Scientific Reports (Jul 2024)
Classification of LAMOST spectra of B-type and hot subdwarf stars using kernel support vector machine
Abstract
Abstract Machine learning has emerged as a leading field in artificial intelligence, demonstrating expert-level performance in various domains. Astronomy has benefited from machine learning techniques, particularly in classifying and identifying stars based on their features. This study focuses on the spectra-based classification of 11,408 B-type and 2422 hot subdwarf stars. The study employs baseline correction using Asymmetric Least Squares (ALS) to enhance classification accuracy. It applies the Pan-Core concept to identify 500 unique patterns or ranges for both types of stars.
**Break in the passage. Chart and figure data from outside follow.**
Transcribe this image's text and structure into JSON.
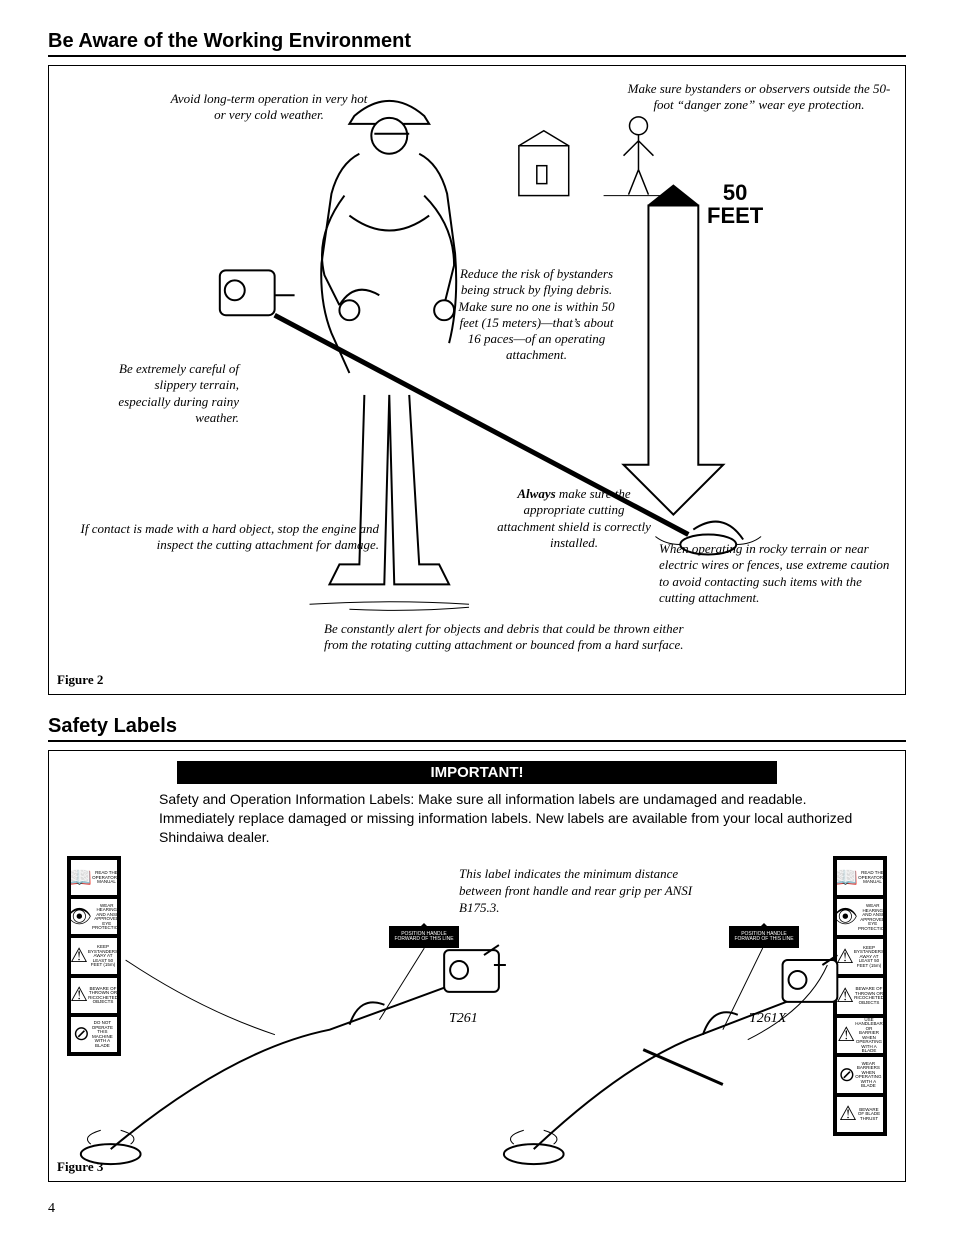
{
  "page_number": "4",
  "section1": {
    "heading": "Be Aware of the Working Environment",
    "figure_label": "Figure 2",
    "distance_big": "50\nFEET",
    "callouts": {
      "avoid_weather": "Avoid long-term operation in very hot or very cold weather.",
      "bystanders_eye": "Make sure bystanders or observers outside the 50-foot “danger zone” wear eye protection.",
      "reduce_risk": "Reduce the risk of bystanders being struck by flying debris. Make sure no one is within 50 feet (15 meters)—that’s about 16 paces—of an operating attachment.",
      "slippery": "Be extremely careful of slippery terrain, especially during rainy weather.",
      "shield": "Always make sure the appropriate cutting attachment shield is correctly installed.",
      "shield_bold": "Always",
      "hard_object": "If contact is made with a hard object, stop the engine and inspect the cutting attachment for damage.",
      "rocky": "When operating in rocky terrain or near electric wires or fences, use extreme caution to avoid contacting such items with the cutting attachment.",
      "alert": "Be constantly alert for objects and debris that could be thrown either from the rotating cutting attachment or bounced from a hard surface."
    }
  },
  "section2": {
    "heading": "Safety Labels",
    "figure_label": "Figure 3",
    "important_title": "IMPORTANT!",
    "important_body": "Safety and Operation Information Labels: Make sure all information labels are undamaged and readable. Immediately replace damaged or missing information labels. New labels are available from your local authorized Shindaiwa dealer.",
    "ansi_note": "This label indicates the minimum distance between front handle and rear grip per ANSI B175.3.",
    "model_left": "T261",
    "model_right": "T261X",
    "mini_tag_text": "POSITION HANDLE FORWARD OF THIS LINE",
    "left_strip_icons": [
      {
        "glyph": "📖",
        "caption": "READ THE OPERATOR'S MANUAL"
      },
      {
        "glyph": "👁",
        "caption": "WEAR HEARING AND ANSI APPROVED EYE PROTECTION"
      },
      {
        "glyph": "⚠",
        "caption": "KEEP BYSTANDERS AWAY AT LEAST 50 FEET (15m)"
      },
      {
        "glyph": "⚠",
        "caption": "BEWARE OF THROWN OR RICOCHETED OBJECTS"
      },
      {
        "glyph": "⊘",
        "caption": "DO NOT OPERATE THIS MACHINE WITH A BLADE"
      }
    ],
    "right_strip_icons": [
      {
        "glyph": "📖",
        "caption": "READ THE OPERATOR'S MANUAL"
      },
      {
        "glyph": "👁",
        "caption": "WEAR HEARING AND ANSI APPROVED EYE PROTECTION"
      },
      {
        "glyph": "⚠",
        "caption": "KEEP BYSTANDERS AWAY AT LEAST 50 FEET (15m)"
      },
      {
        "glyph": "⚠",
        "caption": "BEWARE OF THROWN OR RICOCHETED OBJECTS"
      },
      {
        "glyph": "⚠",
        "caption": "USE HANDLEBAR OR BARRIER WHEN OPERATING WITH A BLADE"
      },
      {
        "glyph": "⊘",
        "caption": "WEAR BARRIERS WHEN OPERATING WITH A BLADE"
      },
      {
        "glyph": "⚠",
        "caption": "BEWARE OF BLADE THRUST"
      }
    ]
  },
  "colors": {
    "text": "#000000",
    "background": "#ffffff",
    "rule": "#000000"
  }
}
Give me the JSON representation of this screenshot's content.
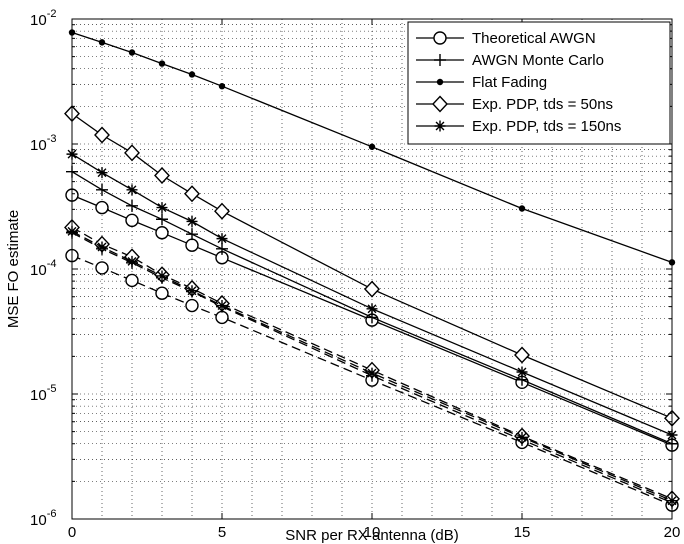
{
  "chart_data": {
    "type": "line",
    "title": "",
    "xlabel": "SNR per RX antenna (dB)",
    "ylabel": "MSE FO estimate",
    "xscale": "linear",
    "yscale": "log",
    "xlim": [
      0,
      20
    ],
    "ylim": [
      1e-06,
      0.01
    ],
    "grid": "dotted major and minor",
    "legend_position": "top-right",
    "x_ticks": [
      0,
      5,
      10,
      15,
      20
    ],
    "x_tick_labels": [
      "0",
      "5",
      "10",
      "15",
      "20"
    ],
    "y_ticks": [
      1e-06,
      1e-05,
      0.0001,
      0.001,
      0.01
    ],
    "y_tick_labels": [
      {
        "base": "10",
        "exp": "-6"
      },
      {
        "base": "10",
        "exp": "-5"
      },
      {
        "base": "10",
        "exp": "-4"
      },
      {
        "base": "10",
        "exp": "-3"
      },
      {
        "base": "10",
        "exp": "-2"
      }
    ],
    "series": [
      {
        "name": "Theoretical AWGN",
        "marker": "circle",
        "line": "solid",
        "x": [
          0,
          1,
          2,
          3,
          4,
          5,
          10,
          15,
          20
        ],
        "y": [
          0.00039,
          0.00031,
          0.000245,
          0.000195,
          0.000155,
          0.000123,
          3.9e-05,
          1.24e-05,
          3.9e-06
        ]
      },
      {
        "name": "",
        "marker": "circle",
        "line": "dashed",
        "x": [
          0,
          1,
          2,
          3,
          4,
          5,
          10,
          15,
          20
        ],
        "y": [
          0.000128,
          0.000102,
          8.1e-05,
          6.4e-05,
          5.1e-05,
          4.1e-05,
          1.29e-05,
          4.1e-06,
          1.29e-06
        ]
      },
      {
        "name": "AWGN Monte Carlo",
        "marker": "plus",
        "line": "solid",
        "x": [
          0,
          1,
          2,
          3,
          4,
          5,
          10,
          15,
          20
        ],
        "y": [
          0.0006,
          0.00043,
          0.00032,
          0.00025,
          0.00019,
          0.000145,
          4.1e-05,
          1.3e-05,
          4e-06
        ]
      },
      {
        "name": "",
        "marker": "plus",
        "line": "dashed",
        "x": [
          0,
          1,
          2,
          3,
          4,
          5,
          10,
          15,
          20
        ],
        "y": [
          0.000195,
          0.000145,
          0.000112,
          8.5e-05,
          6.6e-05,
          5e-05,
          1.4e-05,
          4.3e-06,
          1.35e-06
        ]
      },
      {
        "name": "Flat Fading",
        "marker": "dot",
        "line": "solid",
        "x": [
          0,
          1,
          2,
          3,
          4,
          5,
          10,
          15,
          20
        ],
        "y": [
          0.0078,
          0.0065,
          0.0054,
          0.0044,
          0.0036,
          0.0029,
          0.00095,
          0.000305,
          0.000113
        ]
      },
      {
        "name": "Exp. PDP, tds = 50ns",
        "marker": "diamond",
        "line": "solid",
        "x": [
          0,
          1,
          2,
          3,
          4,
          5,
          10,
          15,
          20
        ],
        "y": [
          0.00175,
          0.00118,
          0.00085,
          0.00056,
          0.0004,
          0.00029,
          6.9e-05,
          2.05e-05,
          6.4e-06
        ]
      },
      {
        "name": "",
        "marker": "diamond",
        "line": "dashed",
        "x": [
          0,
          1,
          2,
          3,
          4,
          5,
          10,
          15,
          20
        ],
        "y": [
          0.000215,
          0.000158,
          0.000125,
          9e-05,
          7e-05,
          5.3e-05,
          1.55e-05,
          4.6e-06,
          1.45e-06
        ]
      },
      {
        "name": "Exp. PDP, tds = 150ns",
        "marker": "star",
        "line": "solid",
        "x": [
          0,
          1,
          2,
          3,
          4,
          5,
          10,
          15,
          20
        ],
        "y": [
          0.00083,
          0.00059,
          0.00043,
          0.00031,
          0.00024,
          0.000175,
          4.8e-05,
          1.5e-05,
          4.7e-06
        ]
      },
      {
        "name": "",
        "marker": "star",
        "line": "dashed",
        "x": [
          0,
          1,
          2,
          3,
          4,
          5,
          10,
          15,
          20
        ],
        "y": [
          0.0002,
          0.00015,
          0.000115,
          8.8e-05,
          6.7e-05,
          5.1e-05,
          1.47e-05,
          4.5e-06,
          1.4e-06
        ]
      }
    ]
  }
}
These patterns are the foundation for creating Support Vector Machine (SVM) models, including the linear (L-SVM), polynomial (P-SVM), and radial basis (R-SVM) kernels. Parameter tuning for the SVM models is achieved through cross-validation. Evaluation of the SVM models on test data reveals that the linear kernel SVM achieves the highest accuracy (87.0%), surpassing the polynomial kernel SVM (84.1%) and radial kernel SVM (80.1%). The average calibrated accuracy falls within the range of 90–95%. These results demonstrate the potential of using spectrum-based classification to aid astronomers in improving and expanding their understanding of stars, with a specific focus on the identification of hot subdwarf stars. This study presents a valuable investigation for astronomers, as it enables the classification of stars based on their spectra, leveraging machine learning techniques to enhance their knowledge and insights in astronomy.